At its worst, my anxiety demanded constant appeasing. I needed something calming and, above all else, familiar to anchor myself and ride out my brain's malfunctioning red alert notifications. It was less about being entertained and more about trying to establish a sense of normality. I don't think there has been a day in the last ... 17 years or so that I haven't seen at least one movie or a TV episode. So I had to watch something during my episodes of heavy anxiety without aggravating it with, say, scenes of a character getting humiliated. This forced me to fall back on the known and familiar. Over and over and fucking over again.

Also, I only had so many free hours in the day, I couldn't possibly RISK them on something that would stress me out. In short, my death anxiety had taken my advice and went and fucked itself. Then, in an ironic twist, this resulted in it giving birth to time anxiety -- the fear of the passage of time and the feeling that you are wasting your life. But watching the same shows and movies hundreds of times apparently didn't qualify as that, because the human brain is weird and stupid. Yeah, this was another thing that finally forced me to seek professional help.

It's Never Really Over

After a lot of work, I've managed to get my anxiety under control, and now it's almost like it's not there. I try new shows all the time, I no longer rewatch that one episode of It's Always Sunny to relax, and I go to the movies as often as I can. But I tend to sit in the back rows, near the exits. Just in case. Unfortunately, getting rid of anxiety is a lot like wrestling a knife away from an excitable toddler -- it's doable, but you're getting some scars in the process.

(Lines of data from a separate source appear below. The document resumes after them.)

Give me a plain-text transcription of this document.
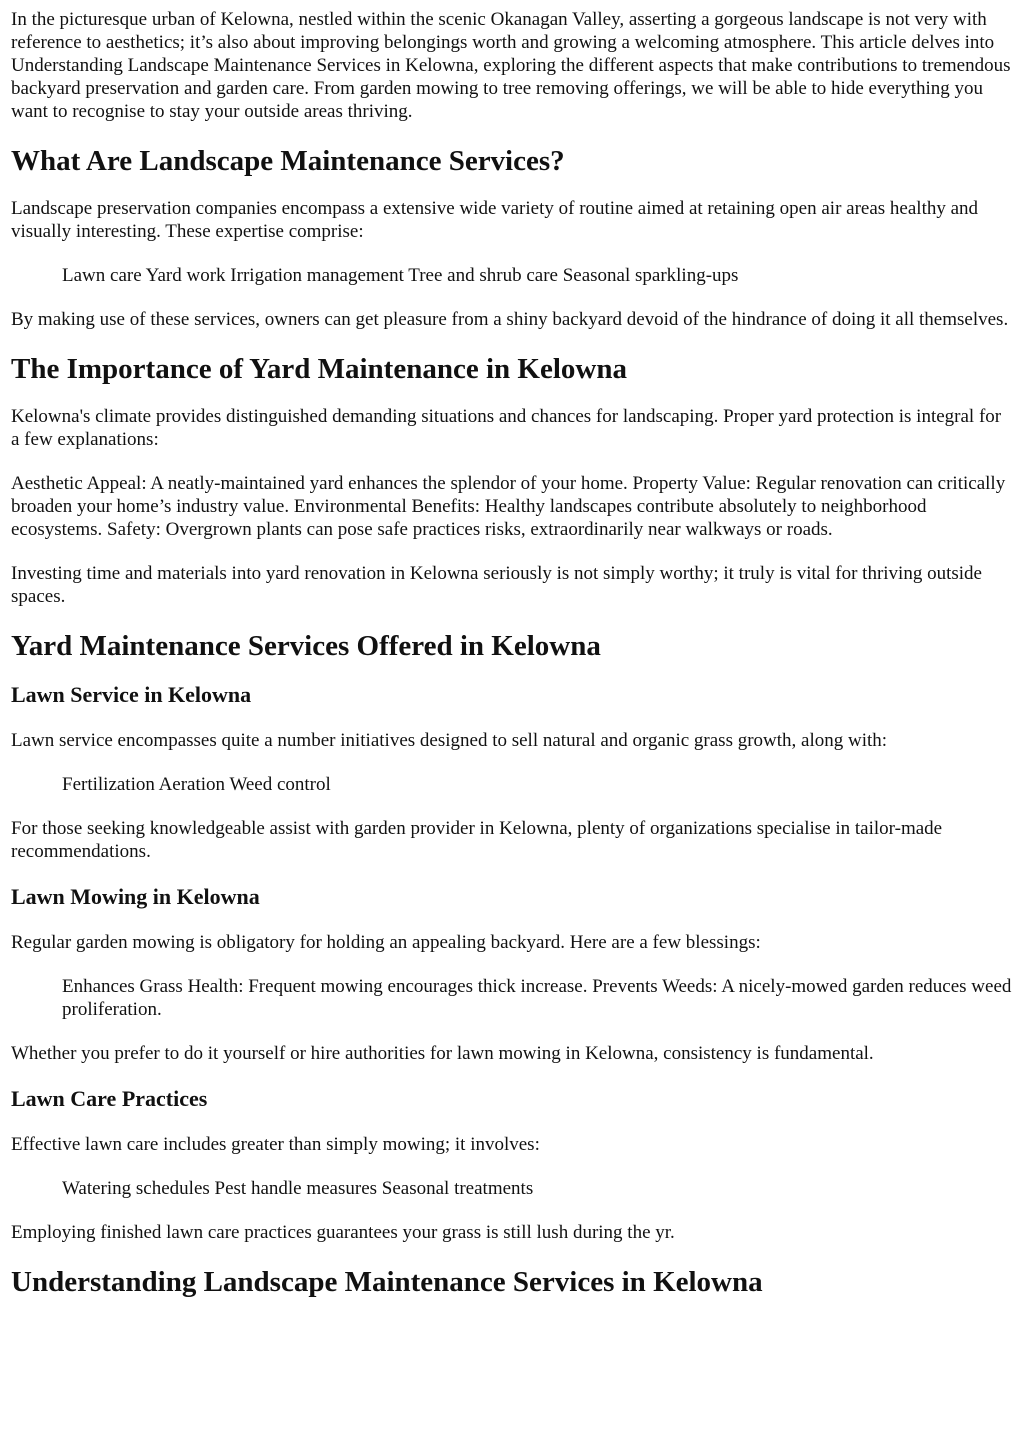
In the picturesque urban of Kelowna, nestled within the scenic Okanagan Valley, asserting a gorgeous landscape is not very with reference to aesthetics; it’s also about improving belongings worth and growing a welcoming atmosphere. This article delves into Understanding Landscape Maintenance Services in Kelowna, exploring the different aspects that make contributions to tremendous backyard preservation and garden care. From garden mowing to tree removing offerings, we will be able to hide everything you want to recognise to stay your outside areas thriving.

What Are Landscape Maintenance Services?

Landscape preservation companies encompass a extensive wide variety of routine aimed at retaining open air areas healthy and visually interesting. These expertise comprise:

Lawn care Yard work Irrigation management Tree and shrub care Seasonal sparkling-ups

By making use of these services, owners can get pleasure from a shiny backyard devoid of the hindrance of doing it all themselves.

The Importance of Yard Maintenance in Kelowna

Kelowna's climate provides distinguished demanding situations and chances for landscaping. Proper yard protection is integral for a few explanations:

Aesthetic Appeal: A neatly-maintained yard enhances the splendor of your home. Property Value: Regular renovation can critically broaden your home’s industry value. Environmental Benefits: Healthy landscapes contribute absolutely to neighborhood ecosystems. Safety: Overgrown plants can pose safe practices risks, extraordinarily near walkways or roads.

Investing time and materials into yard renovation in Kelowna seriously is not simply worthy; it truly is vital for thriving outside spaces.

Yard Maintenance Services Offered in Kelowna
Lawn Service in Kelowna

Lawn service encompasses quite a number initiatives designed to sell natural and organic grass growth, along with:

Fertilization Aeration Weed control

For those seeking knowledgeable assist with garden provider in Kelowna, plenty of organizations specialise in tailor-made recommendations.

Lawn Mowing in Kelowna

Regular garden mowing is obligatory for holding an appealing backyard. Here are a few blessings:

Enhances Grass Health: Frequent mowing encourages thick increase. Prevents Weeds: A nicely-mowed garden reduces weed proliferation.

Whether you prefer to do it yourself or hire authorities for lawn mowing in Kelowna, consistency is fundamental.

Lawn Care Practices

Effective lawn care includes greater than simply mowing; it involves:

Watering schedules Pest handle measures Seasonal treatments

Employing finished lawn care practices guarantees your grass is still lush during the yr.

Understanding Landscape Maintenance Services in Kelowna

I first saw The Martian after I thought I had gotten better, but it still relaxed me to no end. Then there was the time I saw Trailer Park Boys Out Of The Park: Europe, a Netflix special about three Canadians winning a trip to Europe, where they have to perform ridiculous tasks in order to earn money for food. In one episode, a character is FINALLY able to afford a meal, but before he can taste it, his two asshole friends keep distracting him and taking bites from his grub. I got through it just fine, but I probably wouldn't have been able to if I still had anxiety. I think my heart would be racing, and I'd be screaming at the screen for those assholes to let their buddy eat his food before just rage-quitting. Then I realized I got lost in thought and had to rewind the scene to catch up. So ... have I really gotten better?

Honestly, I don't know. Before my gray matter got cast in the lead role of The Brain That Cried Wolf, I really enjoyed the show Monk, but after coming down with anxiety, I just couldn't handle it. The show is based entirely on the premise that the main character is everything-phobic but no one ever explains it to the people around him, resulting in him constantly being humiliated. I still haven't gone back and rewatched the show. I guess I'm just afraid that I might feel anxious during it, which would mean I'm not really better. But as long as I keep away from it, I can tell myself that everything is fine, while the truth is that I might not have actually fixed my "Check Brain" light. Maybe I just put a piece of tape over it.

Hopefully not, though, because they recently cast the insane count from Da Vinci's Demons as Brainiac and I kind of want to see that. You hear that, anxiety, you little bitch? If I'm not able to enjoy Syfy's Krypton, it will be because of the horrible, horrible writing and not you.